Der Alchemist dagegen senkte den Blick zu Boden und wurde plötzlich sehr leise. „Das habe ich nicht. Ich konnte ihr nicht helfen, so sehr ich es versucht habe. Ich bin kein Zauberer und auch kein Gott. Um unserer Freundschaft Willen hätte ich sie dir von den Toten zurückgebracht, doch das kann ich nicht. Genauso wenig kann ich unsere Töchter zurückholen.“
Auch der Obstbauer wurde ein wenig ruhiger, nur dass er dabei das Gefühl hatte, an der Trauer zu ersticken. Der Zorn hielt ihn am Leben. „Du hättest ihr helfen müssen.“
„Ich wollte es doch so sehr. Aber auch jetzt, zehn Jahre später, hätte ich keine Heilung für ihre Krankheit. Du hast an dem Tag nicht nur deine Frau verloren, ich habe meine Schwester verloren. Glaubst du nicht, ich hätte alles versucht? Wieso können wir nicht gemeinsam trauern?“
Seit Jahren hatten sie nicht mehr derart ruhig miteinander gesprochen. Der Obstbauer musste zugeben, dass er seinem alten Freund eigentlich nicht wirklich den Mord an seiner Frau vorwarf. Etwas anderes war viel schlimmer: „Du siehst ihr so ähnlich.“ Wie bei Zwillingen eben üblich, auch wenn sie unterschiedlichen Geschlechts waren.

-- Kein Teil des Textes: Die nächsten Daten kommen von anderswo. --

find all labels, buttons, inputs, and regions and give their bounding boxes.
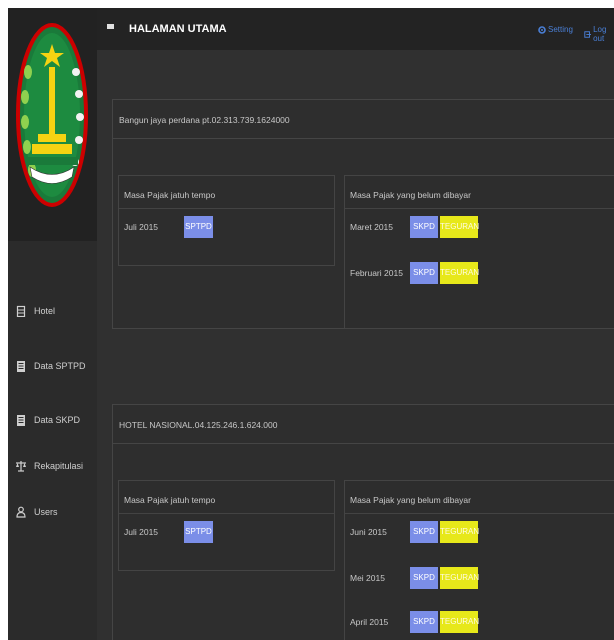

Vorsichtig wagte der Alchemist einen Schritt auf seinen Schwager zu. „Nun haben wir auch noch unsere Töchter verloren. Lass uns diesmal weise genug sein, uns zu stützen.“
Es würde noch lange dauern, ehe sie eine Dekade Feindschaft aufgearbeitet hätten. Bis dahin hätten Mirabella und Jelenehea in der Fremde vielleicht gefunden, was sie suchten, und würden zurückkehren in eine Freundschaft der Familien.